Another recent experiment used multicycle terahertz optical pulses to produce coherent, coupled electronic and magnetic excitations, called electromagnons, in a multiferroic material. ⁷ Such studies explore quasiparticle interactions and phase transformations induced by strong electric fields. Strong pulses should switch the electric polarization state and, in turn, may influence magnetic order in those materials (see figure 4). ⁸

Ferroelectric and ferromagnetic heterostructures are expected to enable switching of the ferromagnetic state without applied magnetic fields, and they offer novel ways to magnetically store information. (See the article by Nicola Spaldin, Sang-Wook Cheong, and Ramamoorthy Ramesh, Physics Today, October 2010, page 38 .) Static and even dynamic phase separation scenarios are believed to be common in those materials.
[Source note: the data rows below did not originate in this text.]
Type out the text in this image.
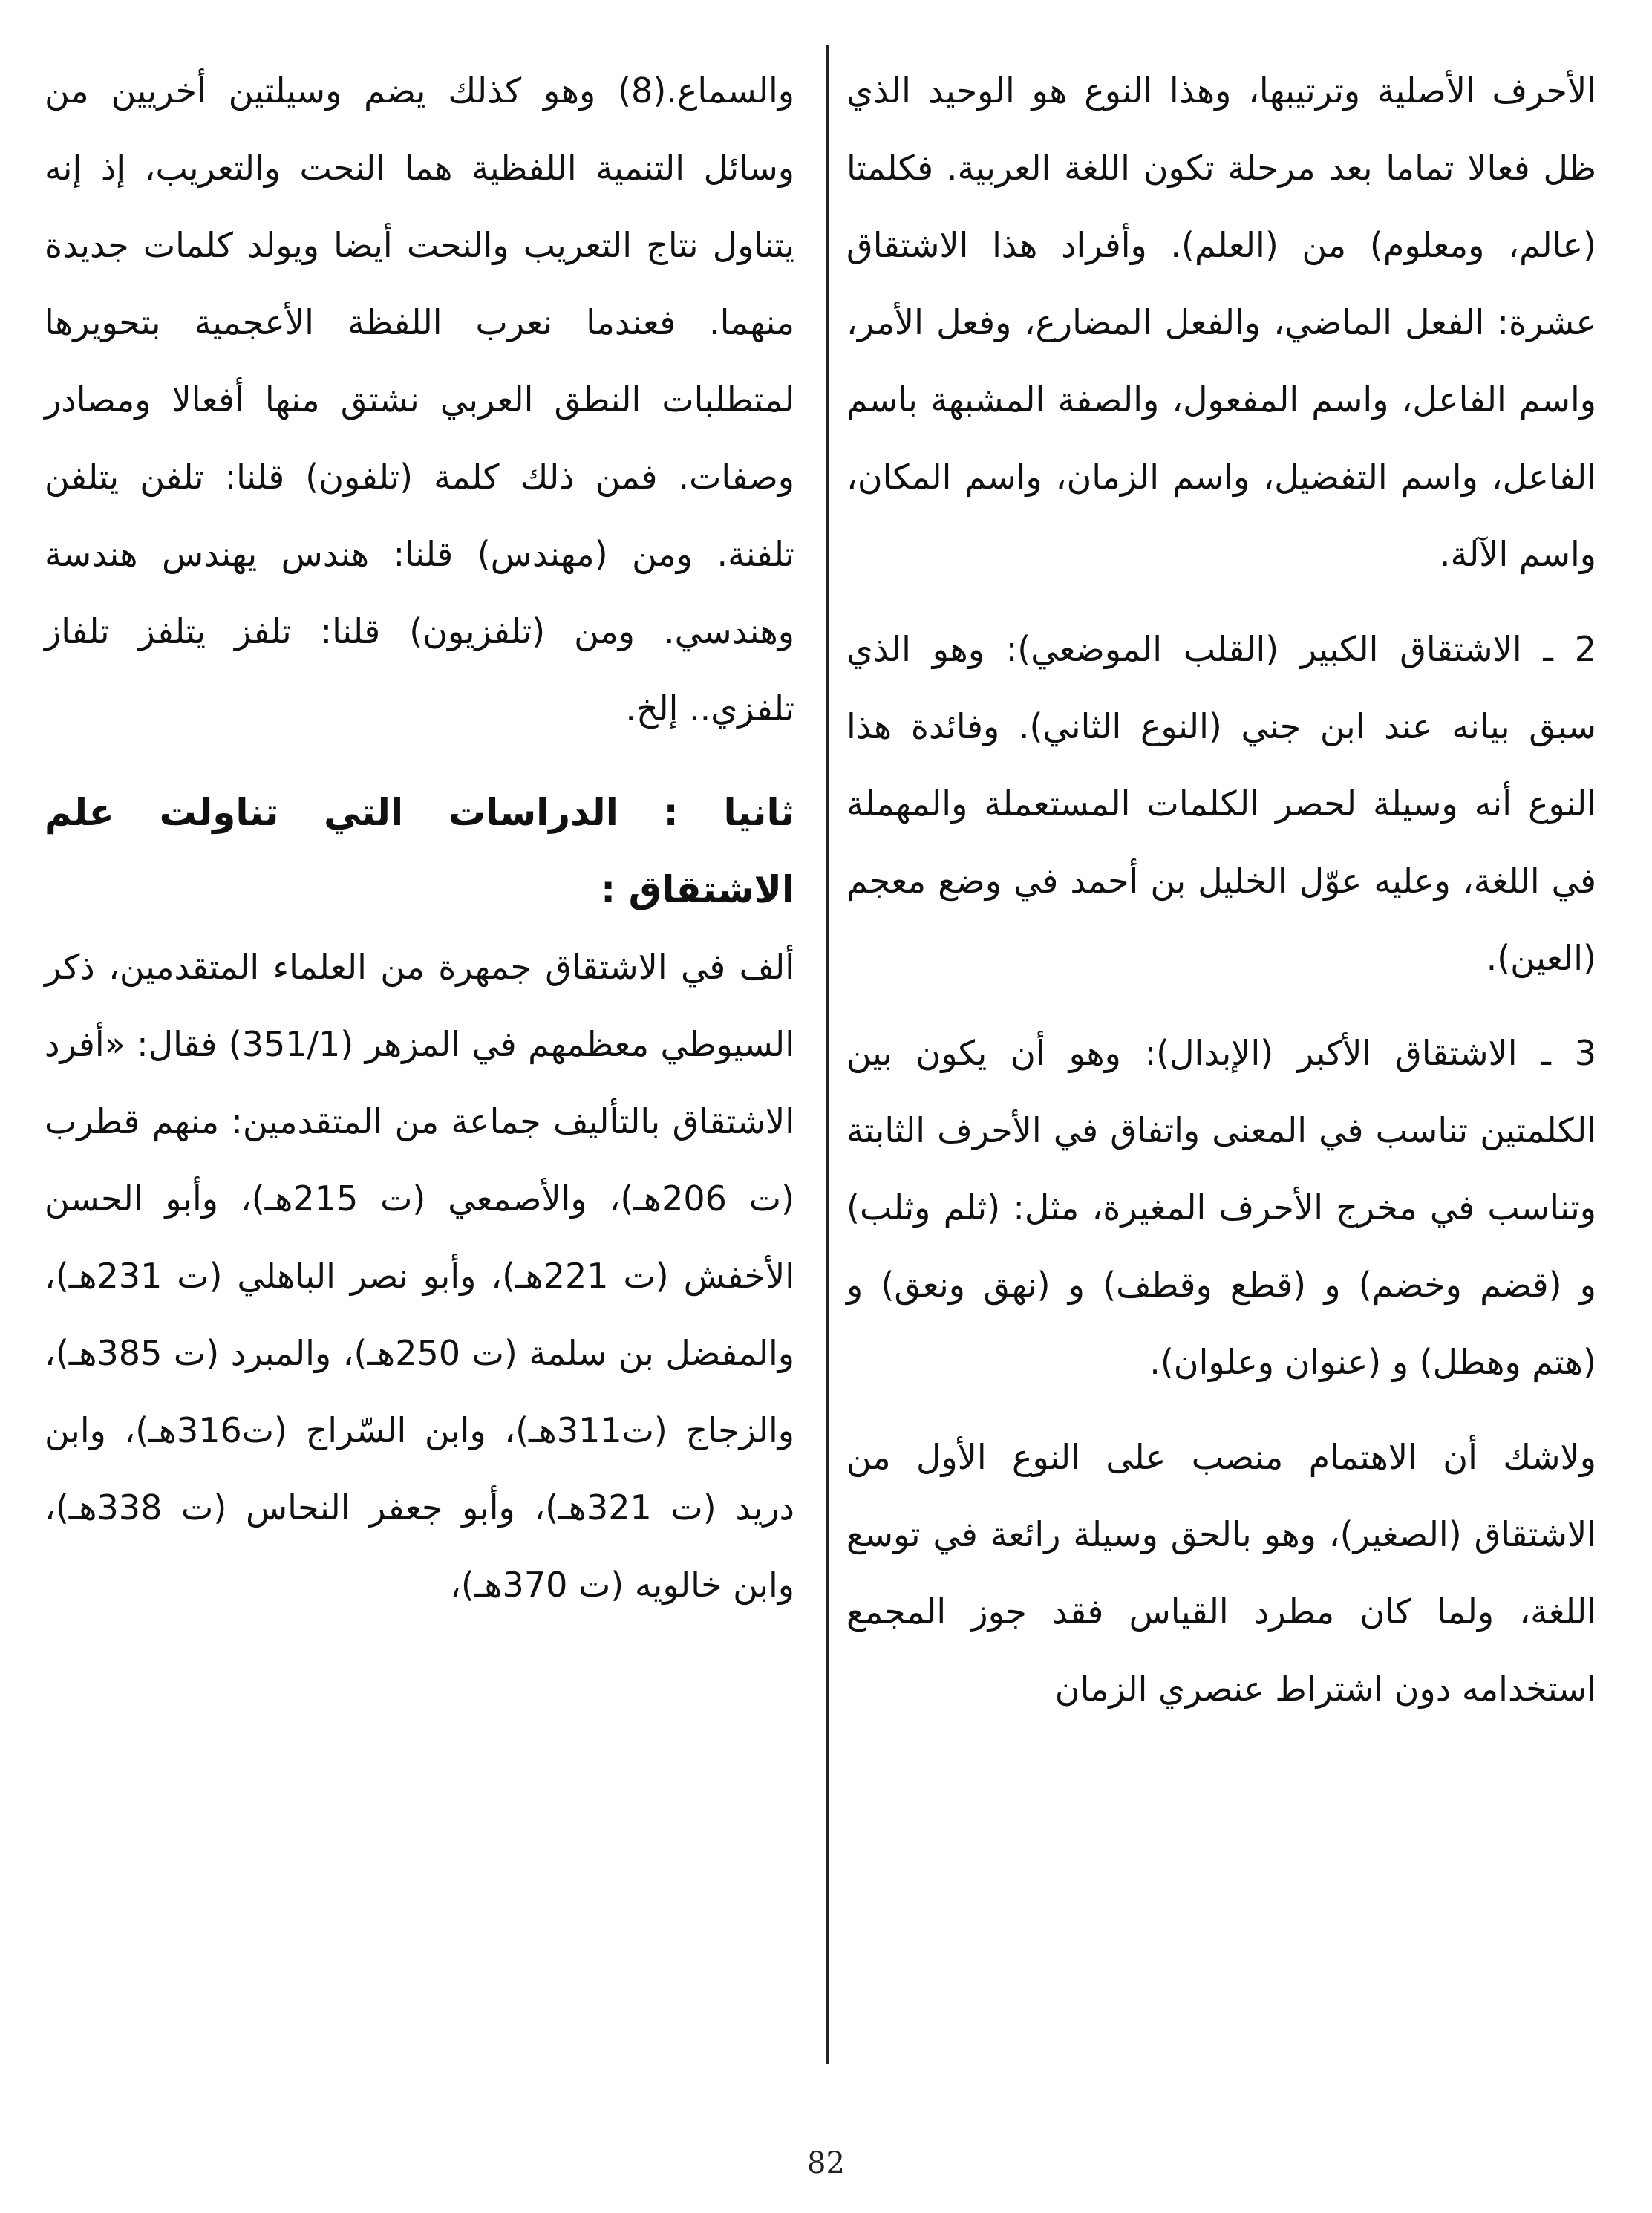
الأحرف الأصلية وترتيبها، وهذا النوع هو الوحيد الذي ظل فعالا تماما بعد مرحلة تكون اللغة العربية. فكلمتا (عالم، ومعلوم) من (العلم). وأفراد هذا الاشتقاق عشرة: الفعل الماضي، والفعل المضارع، وفعل الأمر، واسم الفاعل، واسم المفعول، والصفة المشبهة باسم الفاعل، واسم التفضيل، واسم الزمان، واسم المكان، واسم الآلة.

2 ـ الاشتقاق الكبير (القلب الموضعي): وهو الذي سبق بيانه عند ابن جني (النوع الثاني). وفائدة هذا النوع أنه وسيلة لحصر الكلمات المستعملة والمهملة في اللغة، وعليه عوّل الخليل بن أحمد في وضع معجم (العين).

3 ـ الاشتقاق الأكبر (الإبدال): وهو أن يكون بين الكلمتين تناسب في المعنى واتفاق في الأحرف الثابتة وتناسب في مخرج الأحرف المغيرة، مثل: (ثلم وثلب) و (قضم وخضم) و (قطع وقطف) و (نهق ونعق) و (هتم وهطل) و (عنوان وعلوان).

ولاشك أن الاهتمام منصب على النوع الأول من الاشتقاق (الصغير)، وهو بالحق وسيلة رائعة في توسع اللغة، ولما كان مطرد القياس فقد جوز المجمع استخدامه دون اشتراط عنصري الزمان

والسماع.(8) وهو كذلك يضم وسيلتين أخريين من وسائل التنمية اللفظية هما النحت والتعريب، إذ إنه يتناول نتاج التعريب والنحت أيضا ويولد كلمات جديدة منهما. فعندما نعرب اللفظة الأعجمية بتحويرها لمتطلبات النطق العربي نشتق منها أفعالا ومصادر وصفات. فمن ذلك كلمة (تلفون) قلنا: تلفن يتلفن تلفنة. ومن (مهندس) قلنا: هندس يهندس هندسة وهندسي. ومن (تلفزيون) قلنا: تلفز يتلفز تلفاز تلفزي.. إلخ.

ثانيا : الدراسات التي تناولت علم الاشتقاق :

ألف في الاشتقاق جمهرة من العلماء المتقدمين، ذكر السيوطي معظمهم في المزهر (351/1) فقال: «أفرد الاشتقاق بالتأليف جماعة من المتقدمين: منهم قطرب (ت 206هـ)، والأصمعي (ت 215هـ)، وأبو الحسن الأخفش (ت 221هـ)، وأبو نصر الباهلي (ت 231هـ)، والمفضل بن سلمة (ت 250هـ)، والمبرد (ت 385هـ)، والزجاج (ت311هـ)، وابن السّراج (ت316هـ)، وابن دريد (ت 321هـ)، وأبو جعفر النحاس (ت 338هـ)، وابن خالويه (ت 370هـ)،

82
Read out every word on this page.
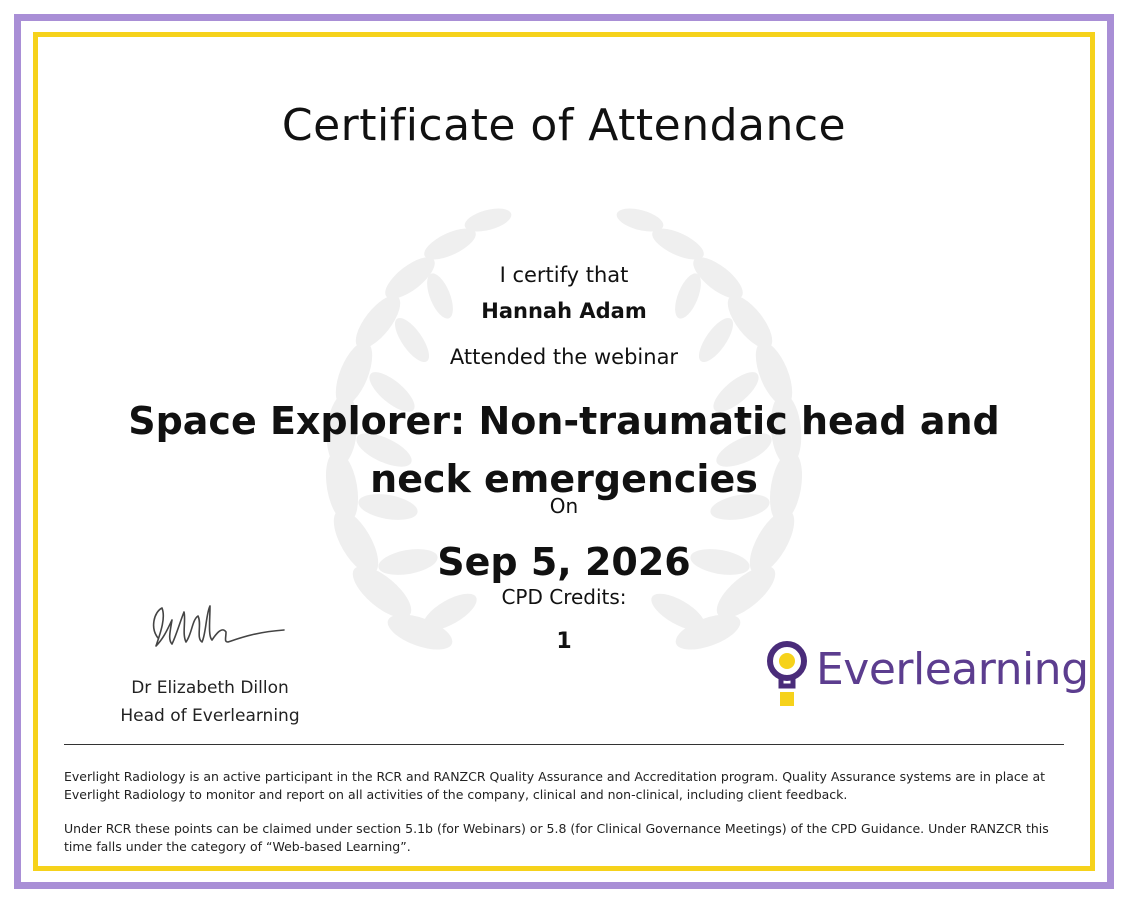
Certificate of Attendance
I certify that
Hannah Adam
Attended the webinar
Space Explorer: Non-traumatic head and neck emergencies
On
Sep 5, 2026
CPD Credits:
1
Dr Elizabeth Dillon
Head of Everlearning
Everlearning
Everlight Radiology is an active participant in the RCR and RANZCR Quality Assurance and Accreditation program. Quality Assurance systems are in place at Everlight Radiology to monitor and report on all activities of the company, clinical and non-clinical, including client feedback.
Under RCR these points can be claimed under section 5.1b (for Webinars) or 5.8 (for Clinical Governance Meetings) of the CPD Guidance. Under RANZCR this time falls under the category of “Web-based Learning”.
Ultrafast electron microscopy will thus enable radically new investigations of the application potential for data storage devices.

Investigations of irreversible processes are also an area for which ultrafast electron microscopy offers a game-changing opportunity. Packing many relativistic MeV electrons into picosecond or even subpicosecond electron bunches will enable stroboscopic snapshot imaging at length scales ranging from nanometers to micrometers. Such a capability would be a boon to many areas, from the study of protein dynamics to advanced materials synthesis and matter far from equilibrium.

Seeing ahead

We have discussed the breakthrough science opportunities and the instrument development needed for future electron microscopy. Clearly, electron microscopy will experience revolutionary growth in capabilities in the next decade, from ultrasmall to ultrafast and to multidimensions. Probing materials’ functionalities in situ and in operando with high spatial and temporal resolution will continue to be a main theme. Although instrumentation is often specific to individual fields, there are cross-cutting areas for instrument development, including brighter electron sources, faster detectors, and dedicated spectrometers. As modern science moves from studies of structure and ground states to dynamics and functionalities, such developments could result in transformative advances in many fields of science and engineering.